If all migrations were added without a problem let’s now update the database using the following commands:

  1. PersistedGrantDbContext:
dotnet ef database update -c PersistedGrantDbContext
  1. ConfigurationDbContext:
dotnet ef database update -c ConfigurationDbContext
  1. AppDbContext:
dotnet ef database update -c AppDbContext

You can check your database object explorer to confirm if the database and all the relevant tables were created.

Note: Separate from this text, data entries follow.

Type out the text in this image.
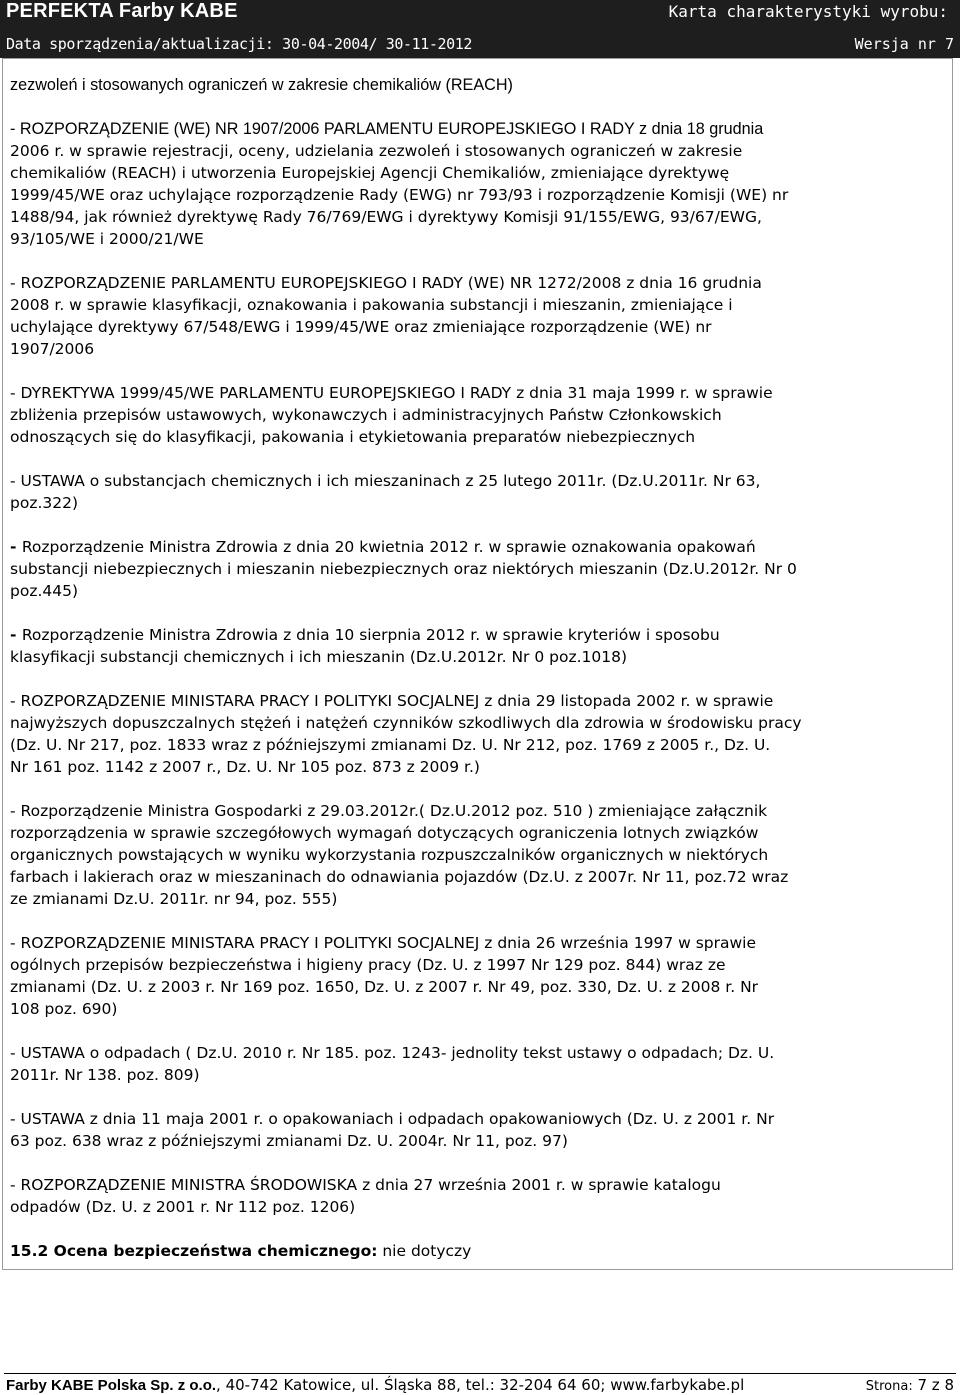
PERFEKTA Farby KABE	Karta charakterystyki wyrobu:
Data sporządzenia/aktualizacji: 30-04-2004/ 30-11-2012	Wersja nr 7
zezwoleń i stosowanych ograniczeń w zakresie chemikaliów (REACH)
- ROZPORZĄDZENIE (WE) NR 1907/2006 PARLAMENTU EUROPEJSKIEGO I RADY z dnia 18 grudnia
2006 r. w sprawie rejestracji, oceny, udzielania zezwoleń i stosowanych ograniczeń w zakresie
chemikaliów (REACH) i utworzenia Europejskiej Agencji Chemikaliów, zmieniające dyrektywę
1999/45/WE oraz uchylające rozporządzenie Rady (EWG) nr 793/93 i rozporządzenie Komisji (WE) nr
1488/94, jak również dyrektywę Rady 76/769/EWG i dyrektywy Komisji 91/155/EWG, 93/67/EWG,
93/105/WE i 2000/21/WE
- ROZPORZĄDZENIE PARLAMENTU EUROPEJSKIEGO I RADY (WE) NR 1272/2008 z dnia 16 grudnia
2008 r. w sprawie klasyfikacji, oznakowania i pakowania substancji i mieszanin, zmieniające i
uchylające dyrektywy 67/548/EWG i 1999/45/WE oraz zmieniające rozporządzenie (WE) nr
1907/2006
- DYREKTYWA 1999/45/WE PARLAMENTU EUROPEJSKIEGO I RADY z dnia 31 maja 1999 r. w sprawie
zbliżenia przepisów ustawowych, wykonawczych i administracyjnych Państw Członkowskich
odnoszących się do klasyfikacji, pakowania i etykietowania preparatów niebezpiecznych
- USTAWA o substancjach chemicznych i ich mieszaninach z 25 lutego 2011r. (Dz.U.2011r. Nr 63,
poz.322)
- Rozporządzenie Ministra Zdrowia z dnia 20 kwietnia 2012 r. w sprawie oznakowania opakowań
substancji niebezpiecznych i mieszanin niebezpiecznych oraz niektórych mieszanin (Dz.U.2012r. Nr 0
poz.445)
- Rozporządzenie Ministra Zdrowia z dnia 10 sierpnia 2012 r. w sprawie kryteriów i sposobu
klasyfikacji substancji chemicznych i ich mieszanin (Dz.U.2012r. Nr 0 poz.1018)
- ROZPORZĄDZENIE MINISTARA PRACY I POLITYKI SOCJALNEJ z dnia 29 listopada 2002 r. w sprawie
najwyższych dopuszczalnych stężeń i natężeń czynników szkodliwych dla zdrowia w środowisku pracy
(Dz. U. Nr 217, poz. 1833 wraz z późniejszymi zmianami Dz. U. Nr 212, poz. 1769 z 2005 r., Dz. U.
Nr 161 poz. 1142 z 2007 r., Dz. U. Nr 105 poz. 873 z 2009 r.)
- Rozporządzenie Ministra Gospodarki z 29.03.2012r.( Dz.U.2012 poz. 510 ) zmieniające załącznik
rozporządzenia w sprawie szczegółowych wymagań dotyczących ograniczenia lotnych związków
organicznych powstających w wyniku wykorzystania rozpuszczalników organicznych w niektórych
farbach i lakierach oraz w mieszaninach do odnawiania pojazdów (Dz.U. z 2007r. Nr 11, poz.72 wraz
ze zmianami Dz.U. 2011r. nr 94, poz. 555)
- ROZPORZĄDZENIE MINISTARA PRACY I POLITYKI SOCJALNEJ z dnia 26 września 1997 w sprawie
ogólnych przepisów bezpieczeństwa i higieny pracy (Dz. U. z 1997 Nr 129 poz. 844) wraz ze
zmianami (Dz. U. z 2003 r. Nr 169 poz. 1650, Dz. U. z 2007 r. Nr 49, poz. 330, Dz. U. z 2008 r. Nr
108 poz. 690)
- USTAWA o odpadach ( Dz.U. 2010 r. Nr 185. poz. 1243- jednolity tekst ustawy o odpadach; Dz. U.
2011r. Nr 138. poz. 809)
- USTAWA z dnia 11 maja 2001 r. o opakowaniach i odpadach opakowaniowych (Dz. U. z 2001 r. Nr
63 poz. 638 wraz z późniejszymi zmianami Dz. U. 2004r. Nr 11, poz. 97)
- ROZPORZĄDZENIE MINISTRA ŚRODOWISKA z dnia 27 września 2001 r. w sprawie katalogu
odpadów (Dz. U. z 2001 r. Nr 112 poz. 1206)
15.2 Ocena bezpieczeństwa chemicznego: nie dotyczy
Farby KABE Polska Sp. z o.o., 40-742 Katowice, ul. Śląska 88, tel.: 32-204 64 60; www.farbykabe.pl	Strona: 7 z 8
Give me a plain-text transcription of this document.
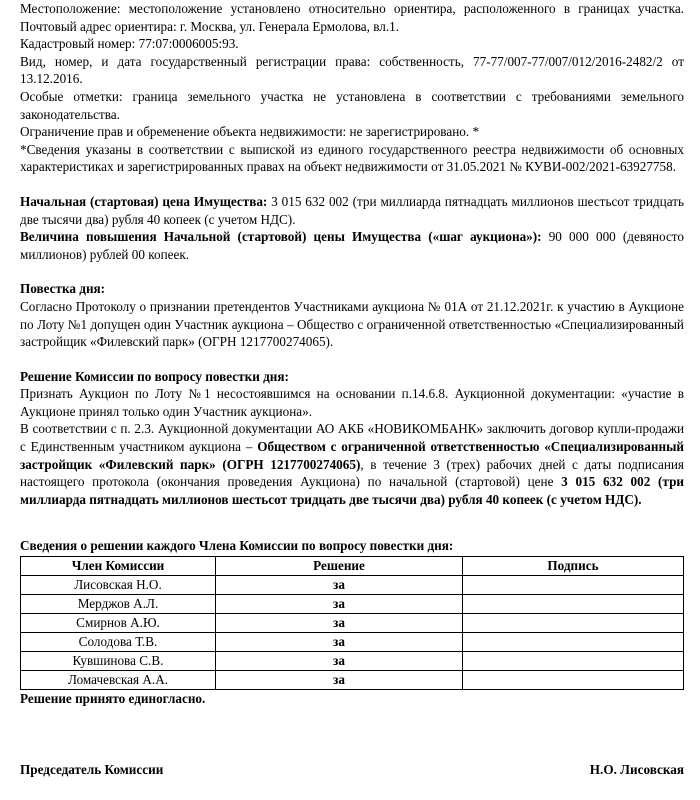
Местоположение: местоположение установлено относительно ориентира, расположенного в границах участка. Почтовый адрес ориентира: г. Москва, ул. Генерала Ермолова, вл.1.

Кадастровый номер: 77:07:0006005:93.

Вид, номер, и дата государственный регистрации права: собственность, 77-77/007-77/007/012/2016-2482/2 от 13.12.2016.

Особые отметки: граница земельного участка не установлена в соответствии с требованиями земельного законодательства.

Ограничение прав и обременение объекта недвижимости: не зарегистрировано. *

*Сведения указаны в соответствии с выпиской из единого государственного реестра недвижимости об основных характеристиках и зарегистрированных правах на объект недвижимости от 31.05.2021 № КУВИ-002/2021-63927758.

Начальная (стартовая) цена Имущества: 3 015 632 002 (три миллиарда пятнадцать миллионов шестьсот тридцать две тысячи два) рубля 40 копеек (с учетом НДС).

Величина повышения Начальной (стартовой) цены Имущества («шаг аукциона»): 90 000 000 (девяносто миллионов) рублей 00 копеек.

Повестка дня:

Согласно Протоколу о признании претендентов Участниками аукциона № 01А от 21.12.2021г. к участию в Аукционе по Лоту №1 допущен один Участник аукциона – Общество с ограниченной ответственностью «Специализированный застройщик «Филевский парк» (ОГРН 1217700274065).

Решение Комиссии по вопросу повестки дня:

Признать Аукцион по Лоту №1 несостоявшимся на основании п.14.6.8. Аукционной документации: «участие в Аукционе принял только один Участник аукциона».

В соответствии с п. 2.3. Аукционной документации АО АКБ «НОВИКОМБАНК» заключить договор купли-продажи с Единственным участником аукциона – Обществом с ограниченной ответственностью «Специализированный застройщик «Филевский парк» (ОГРН 1217700274065), в течение 3 (трех) рабочих дней с даты подписания настоящего протокола (окончания проведения Аукциона) по начальной (стартовой) цене 3 015 632 002 (три миллиарда пятнадцать миллионов шестьсот тридцать две тысячи два) рубля 40 копеек (с учетом НДС).

Сведения о решении каждого Члена Комиссии по вопросу повестки дня:

Член Комиссии	Решение	Подпись
Лисовская Н.О.	за	
Мерджов А.Л.	за	
Смирнов А.Ю.	за	
Солодова Т.В.	за	
Кувшинова С.В.	за	
Ломачевская А.А.	за	

Решение принято единогласно.

Председатель Комиссии	Н.О. Лисовская
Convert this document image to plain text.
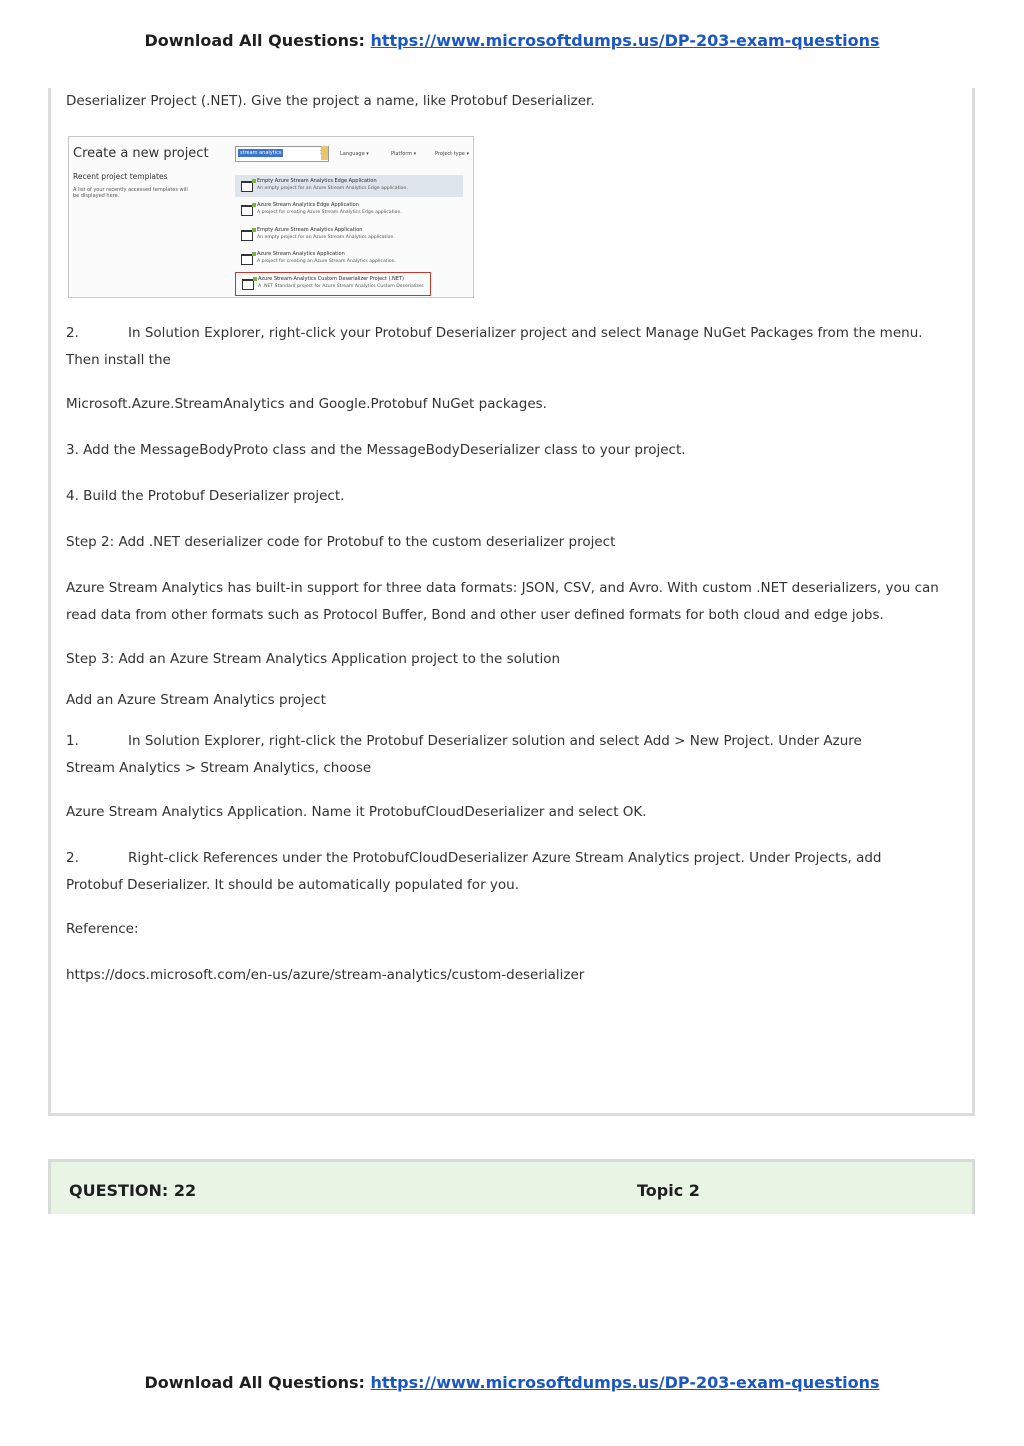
Download All Questions: https://www.microsoftdumps.us/DP-203-exam-questions
Deserializer Project (.NET). Give the project a name, like Protobuf Deserializer.
Create a new project
Recent project templates
A list of your recently accessed templates will be displayed here.
stream analytics	Language ▾	Platform ▾	Project type ▾
Empty Azure Stream Analytics Edge Application
An empty project for an Azure Stream Analytics Edge application.
Azure Stream Analytics Edge Application
A project for creating Azure Stream Analytics Edge application.
Empty Azure Stream Analytics Application
An empty project for an Azure Stream Analytics application.
Azure Stream Analytics Application
A project for creating an Azure Stream Analytics application.
Azure Stream Analytics Custom Deserializer Project (.NET)
A .NET Standard project for Azure Stream Analytics Custom Deserializer.
2.	In Solution Explorer, right-click your Protobuf Deserializer project and select Manage NuGet Packages from the menu. Then install the
Microsoft.Azure.StreamAnalytics and Google.Protobuf NuGet packages.
3. Add the MessageBodyProto class and the MessageBodyDeserializer class to your project.
4. Build the Protobuf Deserializer project.
Step 2: Add .NET deserializer code for Protobuf to the custom deserializer project
Azure Stream Analytics has built-in support for three data formats: JSON, CSV, and Avro. With custom .NET deserializers, you can read data from other formats such as Protocol Buffer, Bond and other user defined formats for both cloud and edge jobs.
Step 3: Add an Azure Stream Analytics Application project to the solution
Add an Azure Stream Analytics project
1.	In Solution Explorer, right-click the Protobuf Deserializer solution and select Add > New Project. Under Azure Stream Analytics > Stream Analytics, choose
Azure Stream Analytics Application. Name it ProtobufCloudDeserializer and select OK.
2.	Right-click References under the ProtobufCloudDeserializer Azure Stream Analytics project. Under Projects, add Protobuf Deserializer. It should be automatically populated for you.
Reference:
https://docs.microsoft.com/en-us/azure/stream-analytics/custom-deserializer
QUESTION: 22	Topic 2
Download All Questions: https://www.microsoftdumps.us/DP-203-exam-questions
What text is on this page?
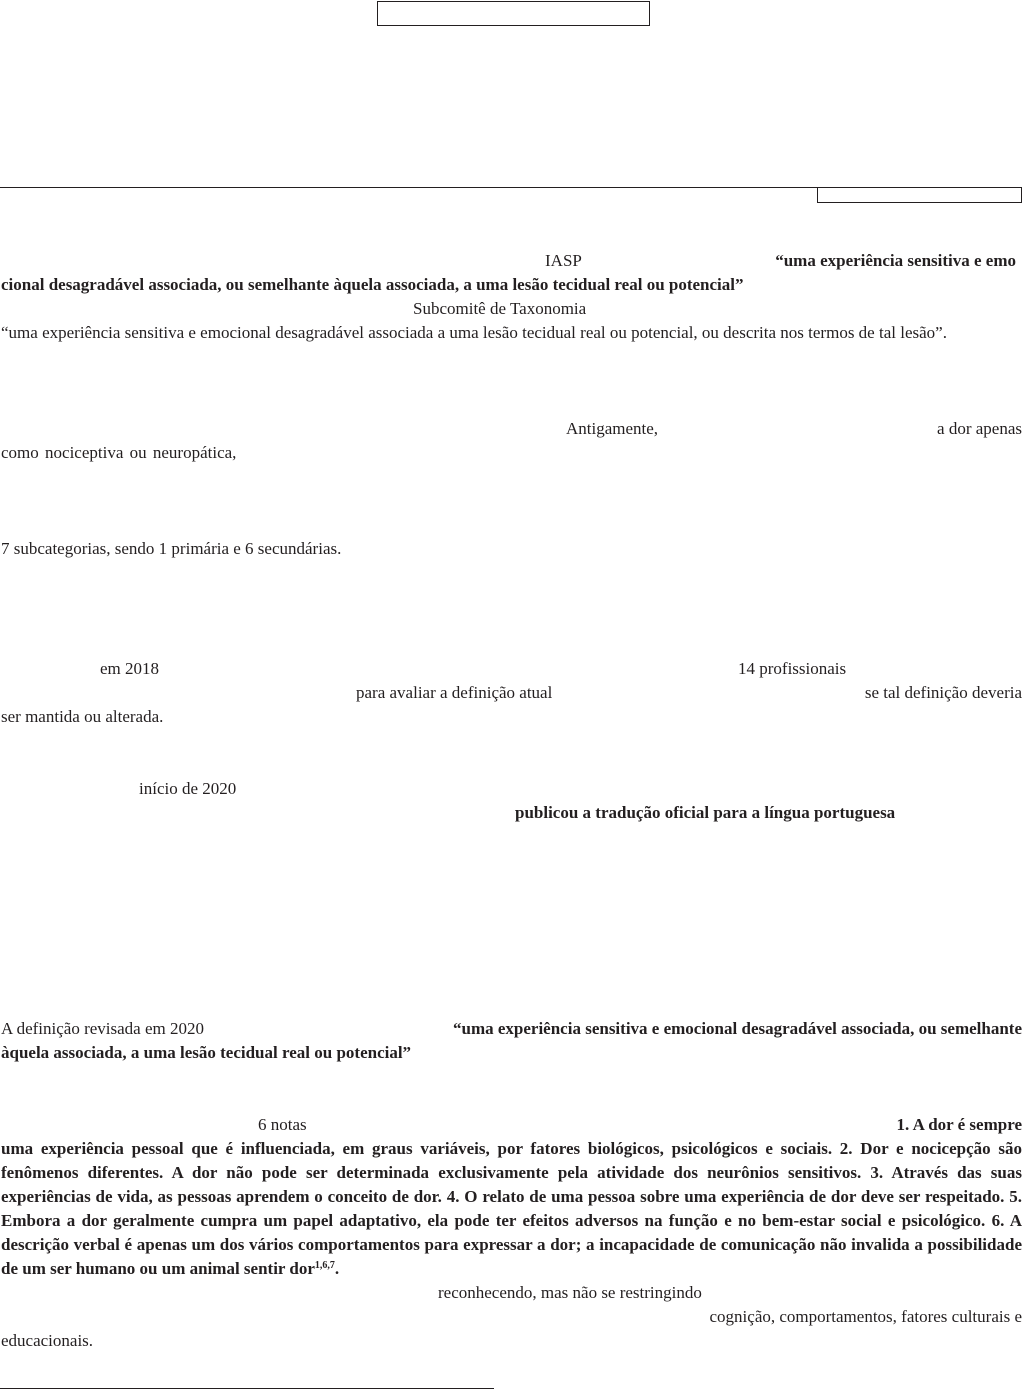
IASP	“uma experiência sensitiva e emo
cional desagradável associada, ou semelhante àquela associada, a uma lesão tecidual real ou potencial”
Subcomitê de Taxonomia
“uma experiência sensitiva e emocional desagradável associada a uma lesão tecidual real ou potencial, ou descrita nos termos de tal lesão”.
Antigamente,	a dor apenas
como nociceptiva ou neuropática,
7 subcategorias, sendo 1 primária e 6 secundárias.
em 2018	14 profissionais
para avaliar a definição atual	se tal definição deveria
ser mantida ou alterada.
início de 2020
publicou a tradução oficial para a língua portuguesa
A definição revisada em 2020	“uma experiência sensitiva e emocional desagradável associada, ou semelhante
àquela associada, a uma lesão tecidual real ou potencial”
6 notas	1. A dor é sempre
uma experiência pessoal que é influenciada, em graus variáveis, por fatores biológicos, psicológicos e sociais. 2. Dor e nocicepção são fenômenos diferentes. A dor não pode ser determinada exclusivamente pela atividade dos neurônios sensitivos. 3. Através das suas experiências de vida, as pessoas aprendem o conceito de dor. 4. O relato de uma pessoa sobre uma experiência de dor deve ser respeitado. 5. Embora a dor geralmente cumpra um papel adaptativo, ela pode ter efeitos adversos na função e no bem-estar social e psicológico. 6. A descrição verbal é apenas um dos vários comportamentos para expressar a dor; a incapacidade de comunicação não invalida a possibilidade de um ser humano ou um animal sentir dor$^{1,6,7}$.
reconhecendo, mas não se restringindo
cognição, comportamentos, fatores culturais e
educacionais.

Finally, let’s go to Program.cs file and add code that will seed our database with the configuration data that was stored inside our Configuration.cs class:

// Program.cs

using IdentityServer4.EntityFramework.DbContexts;
using IdentityServer4.EntityFramework.Mappers;
using Microsoft.AspNetCore.Hosting;
using Microsoft.AspNetCore.Identity;
using Microsoft.EntityFrameworkCore;
using Microsoft.Extensions.DependencyInjection;
using Microsoft.Extensions.Hosting;
using System.Linq;

namespace Server
{
    public class Program
    {
        public static void Main(string[] args)
        {
            var host = CreateHostBuilder(args).Build();

            // seed with user
            using(var scope = host.Services.CreateScope())
            {
                try
                {
                    var userManager = scope.ServiceProvider
                        .GetRequiredService<UserManager<IdentityUser>>();
                    var user = new IdentityUser("vince");
                    userManager.CreateAsync(user, "pass123").GetAwaiter().GetResult();

                }catch (Exception e)
                {
                    // ignore
                }

                // New

                // Seeding for IdentityServer
                scope.ServiceProvider.GetRequiredService<PersistedGrantDbContext>().Database.Migrate();

                var context = scope.ServiceProvider.GetRequiredService<ConfigurationDbContext>();

                context.Database.Migrate();

                if (!context.Clients.Any())
                {
                    foreach (var client in Configuration.Clients)
                    {
                        context.Clients.Add(client.ToEntity());
                    }
                    context.SaveChanges();
                }

                if (!context.IdentityResources.Any())
                {
                    foreach (var resource in Configuration.IdentityResources)
                    {
                        context.IdentityResources.Add(resource.ToEntity());
                    }
                    context.SaveChanges();
                }

                if (!context.ApiResources.Any())
                {
                    foreach (var resource in Configuration.Apis)
                    {
                        context.ApiResources.Add(resource.ToEntity());
                    }
                    context.SaveChanges();
                }
            }
            host.Run();
        }

        public static IHostBuilder CreateHostBuilder(string[] args) =>
            Host.CreateDefaultBuilder(args)
                .ConfigureWebHostDefaults(webBuilder =>
                {
                    webBuilder.UseStartup<Startup>();
                });
    }
}

We are done! You may run the Server project and see your SQL Server database tables being populated with the identity server configuration. The advantage that we get from persisting configuration to a database is that we won’t need to restart the application everytime we make a configuration change. You may view the complete project on GitHub.

Conclusion

In this post we moved our identity server configuration as well as our user Identity to a SQL Server database. This is going to be the last post in this series for now. Like always, thanks so much for taking your time to read. Stay safe and God bless.